Formal Definition (if applicable)
Containment: The US strategy to stop the spread of Communism. “Domino Theory”—if one country falls (Vietnam), the neighbors will fall too.
Intuition
It was a contest of systems. Who can build the best rockets? Who can win the most Olympic medals? Who offers the better life?
Examples
- Proxy Wars: Fighting in Korea, Vietnam, and Afghanistan. The superpowers funded the sides but didn’t fight each other directly.
- Cuban Missile Crisis (1962): The closest we came to nuclear apocalypse.
- Space Race: Sputnik (USSR) vs. Moon Landing (USA).
Common Misconceptions
- “It was just US vs USSR.” (The “Third World” or Non-Aligned Movement tried to stay out of it.)

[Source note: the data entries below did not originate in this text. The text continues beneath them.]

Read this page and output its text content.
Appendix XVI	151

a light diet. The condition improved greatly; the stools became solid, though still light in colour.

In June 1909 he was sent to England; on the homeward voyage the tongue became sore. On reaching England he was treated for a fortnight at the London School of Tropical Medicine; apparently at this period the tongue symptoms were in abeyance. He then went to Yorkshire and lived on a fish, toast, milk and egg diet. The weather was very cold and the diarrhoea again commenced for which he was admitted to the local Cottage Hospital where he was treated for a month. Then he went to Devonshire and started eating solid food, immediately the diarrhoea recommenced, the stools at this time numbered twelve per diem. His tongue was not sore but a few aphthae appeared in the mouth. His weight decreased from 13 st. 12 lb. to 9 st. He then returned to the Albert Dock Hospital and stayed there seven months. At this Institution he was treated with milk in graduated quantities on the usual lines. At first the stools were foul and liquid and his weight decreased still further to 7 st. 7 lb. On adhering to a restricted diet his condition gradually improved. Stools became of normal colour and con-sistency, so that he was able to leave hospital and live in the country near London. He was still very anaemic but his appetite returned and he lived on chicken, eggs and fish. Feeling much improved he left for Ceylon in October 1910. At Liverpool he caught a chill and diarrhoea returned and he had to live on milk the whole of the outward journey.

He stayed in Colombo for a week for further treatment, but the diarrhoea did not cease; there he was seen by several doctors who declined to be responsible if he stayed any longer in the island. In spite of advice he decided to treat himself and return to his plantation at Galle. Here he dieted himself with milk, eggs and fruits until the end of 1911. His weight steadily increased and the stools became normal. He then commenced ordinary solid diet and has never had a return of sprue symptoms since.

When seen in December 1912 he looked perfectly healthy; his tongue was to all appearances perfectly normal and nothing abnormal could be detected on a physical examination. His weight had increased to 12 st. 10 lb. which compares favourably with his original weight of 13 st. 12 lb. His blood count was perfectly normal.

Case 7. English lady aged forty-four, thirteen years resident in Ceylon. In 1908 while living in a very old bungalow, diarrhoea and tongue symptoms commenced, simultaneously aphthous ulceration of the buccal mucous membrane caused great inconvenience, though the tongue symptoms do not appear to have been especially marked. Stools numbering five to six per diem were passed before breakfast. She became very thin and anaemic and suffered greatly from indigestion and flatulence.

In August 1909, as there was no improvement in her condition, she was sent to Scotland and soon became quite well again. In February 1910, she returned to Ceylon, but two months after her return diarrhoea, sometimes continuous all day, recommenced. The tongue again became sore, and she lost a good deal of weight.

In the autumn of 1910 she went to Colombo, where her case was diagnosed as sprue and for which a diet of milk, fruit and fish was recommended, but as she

- “Reagan won it.” (The Soviet economy collapsed from within due to inefficiency and the cost of the arms race.)
Related Concepts
- McCarthyism: The Red Scare. Witch hunts for communists in the US.
- Perestroika & Glasnost: Gorbachev’s reforms (Restructuring & Openness) that accidentally led to the end of the USSR.
- The End of History: Fukuyama’s idea that with the fall of the Berlin Wall (1989), liberal democracy had won forever. (He was wrong).
Applications
- Internet: Started as ARPANET, a military network designed to survive a nuclear strike.
- GPS: Military tech.
Criticism / Limitations
It justified supporting brutal dictators as long as they were anti-communist.